Efficient detection and picking sequence planning of tea buds in a high-density canopy

Abstract

Real-time robotic tea picking ensures the economic benefits of the well-known high-quality tea industry. Efficient tea bud detection and picking sequence planning are two challenges that hinder the development of these robots. To this end, two lightweight neural networks are investigated to tackle these two problems. A state-of-the-art detection network YOLOX-S is first deployed to quickly identify tea buds. Second, the picking sequence planning of the detected tea buds is formulated as a traveling salesman problem (TSP). Then a modified pointer network is proposed to solve the TSP, improving the pointer network by replacing its recurrent neural network with a simple self-attention layer and optimizing its parameters using a reinforcement learning algorithm.
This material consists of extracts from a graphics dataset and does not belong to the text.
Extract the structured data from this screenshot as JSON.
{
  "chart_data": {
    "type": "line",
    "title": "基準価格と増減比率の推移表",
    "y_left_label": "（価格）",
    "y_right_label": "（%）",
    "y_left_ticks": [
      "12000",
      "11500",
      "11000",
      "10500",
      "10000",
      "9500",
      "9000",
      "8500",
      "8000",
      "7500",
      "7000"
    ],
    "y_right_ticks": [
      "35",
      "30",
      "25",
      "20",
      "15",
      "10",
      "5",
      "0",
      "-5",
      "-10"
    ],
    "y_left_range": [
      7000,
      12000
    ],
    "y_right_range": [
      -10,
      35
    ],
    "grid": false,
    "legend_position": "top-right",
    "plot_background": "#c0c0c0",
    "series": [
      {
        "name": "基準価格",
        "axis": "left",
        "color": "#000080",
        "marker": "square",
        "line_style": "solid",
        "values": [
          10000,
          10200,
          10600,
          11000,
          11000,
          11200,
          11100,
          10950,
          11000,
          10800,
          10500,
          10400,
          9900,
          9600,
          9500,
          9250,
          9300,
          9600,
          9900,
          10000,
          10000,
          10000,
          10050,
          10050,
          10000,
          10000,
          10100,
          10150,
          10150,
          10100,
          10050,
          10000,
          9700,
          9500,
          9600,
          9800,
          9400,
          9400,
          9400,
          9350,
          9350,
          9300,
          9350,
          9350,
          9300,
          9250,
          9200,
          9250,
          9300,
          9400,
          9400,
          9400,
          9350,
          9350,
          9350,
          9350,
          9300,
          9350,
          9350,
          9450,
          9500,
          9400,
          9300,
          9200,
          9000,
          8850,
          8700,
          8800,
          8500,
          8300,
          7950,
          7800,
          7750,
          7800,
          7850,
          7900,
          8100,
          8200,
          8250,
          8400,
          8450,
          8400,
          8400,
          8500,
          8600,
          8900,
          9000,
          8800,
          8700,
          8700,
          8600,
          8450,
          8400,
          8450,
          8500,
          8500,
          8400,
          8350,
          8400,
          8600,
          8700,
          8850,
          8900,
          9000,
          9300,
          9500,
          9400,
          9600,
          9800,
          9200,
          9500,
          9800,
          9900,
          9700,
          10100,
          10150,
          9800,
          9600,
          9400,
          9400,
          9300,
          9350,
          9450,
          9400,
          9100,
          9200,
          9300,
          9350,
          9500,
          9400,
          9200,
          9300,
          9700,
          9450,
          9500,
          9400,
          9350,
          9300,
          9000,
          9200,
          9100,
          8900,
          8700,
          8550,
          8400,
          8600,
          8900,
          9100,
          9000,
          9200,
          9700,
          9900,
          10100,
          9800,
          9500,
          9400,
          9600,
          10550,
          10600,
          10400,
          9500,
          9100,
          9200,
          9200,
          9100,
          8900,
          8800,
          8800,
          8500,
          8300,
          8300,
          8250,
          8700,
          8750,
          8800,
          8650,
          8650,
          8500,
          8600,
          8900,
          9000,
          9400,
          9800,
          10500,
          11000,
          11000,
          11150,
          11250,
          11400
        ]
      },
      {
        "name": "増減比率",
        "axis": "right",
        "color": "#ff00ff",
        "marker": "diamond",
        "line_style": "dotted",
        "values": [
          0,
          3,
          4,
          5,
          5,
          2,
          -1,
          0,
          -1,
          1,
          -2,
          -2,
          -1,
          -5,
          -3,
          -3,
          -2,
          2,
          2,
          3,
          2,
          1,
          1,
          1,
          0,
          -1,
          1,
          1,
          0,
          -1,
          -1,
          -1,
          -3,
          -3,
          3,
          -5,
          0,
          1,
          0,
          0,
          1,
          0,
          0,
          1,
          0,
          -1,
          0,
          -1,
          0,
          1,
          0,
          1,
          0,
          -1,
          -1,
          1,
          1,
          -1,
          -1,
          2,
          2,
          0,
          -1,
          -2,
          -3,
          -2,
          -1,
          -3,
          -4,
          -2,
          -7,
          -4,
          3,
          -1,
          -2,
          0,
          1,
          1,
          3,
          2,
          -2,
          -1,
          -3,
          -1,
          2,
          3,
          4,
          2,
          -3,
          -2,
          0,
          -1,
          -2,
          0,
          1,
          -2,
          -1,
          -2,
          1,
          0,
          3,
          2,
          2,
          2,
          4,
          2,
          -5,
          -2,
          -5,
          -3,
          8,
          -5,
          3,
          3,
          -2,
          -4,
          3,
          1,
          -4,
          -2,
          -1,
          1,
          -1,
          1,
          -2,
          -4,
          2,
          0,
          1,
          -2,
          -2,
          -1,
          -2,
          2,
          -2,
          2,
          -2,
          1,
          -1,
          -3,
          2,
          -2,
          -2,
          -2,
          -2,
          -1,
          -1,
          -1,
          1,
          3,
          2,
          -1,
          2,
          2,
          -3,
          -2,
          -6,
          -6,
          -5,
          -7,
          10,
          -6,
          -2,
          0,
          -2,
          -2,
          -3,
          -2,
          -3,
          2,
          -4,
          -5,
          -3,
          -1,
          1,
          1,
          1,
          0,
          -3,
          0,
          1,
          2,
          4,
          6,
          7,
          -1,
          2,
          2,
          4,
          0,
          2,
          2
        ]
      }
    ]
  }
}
The experimental results show that YOLOX-S achieves an average precision of 0.642 and an average running time of 17.43 ms; for the problem of up to 100 tea buds in the two-dimensional interval [0, 1] × [0, 1], the modified pointer network solves the TSP with an average path length of 8.30 and an average running time of 1.69 ms. These results demonstrate that YOLOX-S and the modified pointer network can efficiently solve the tea bud detection and picking sequence planning problem without losing too much accuracy, which provides technical support for real-time tea-harvesting robots.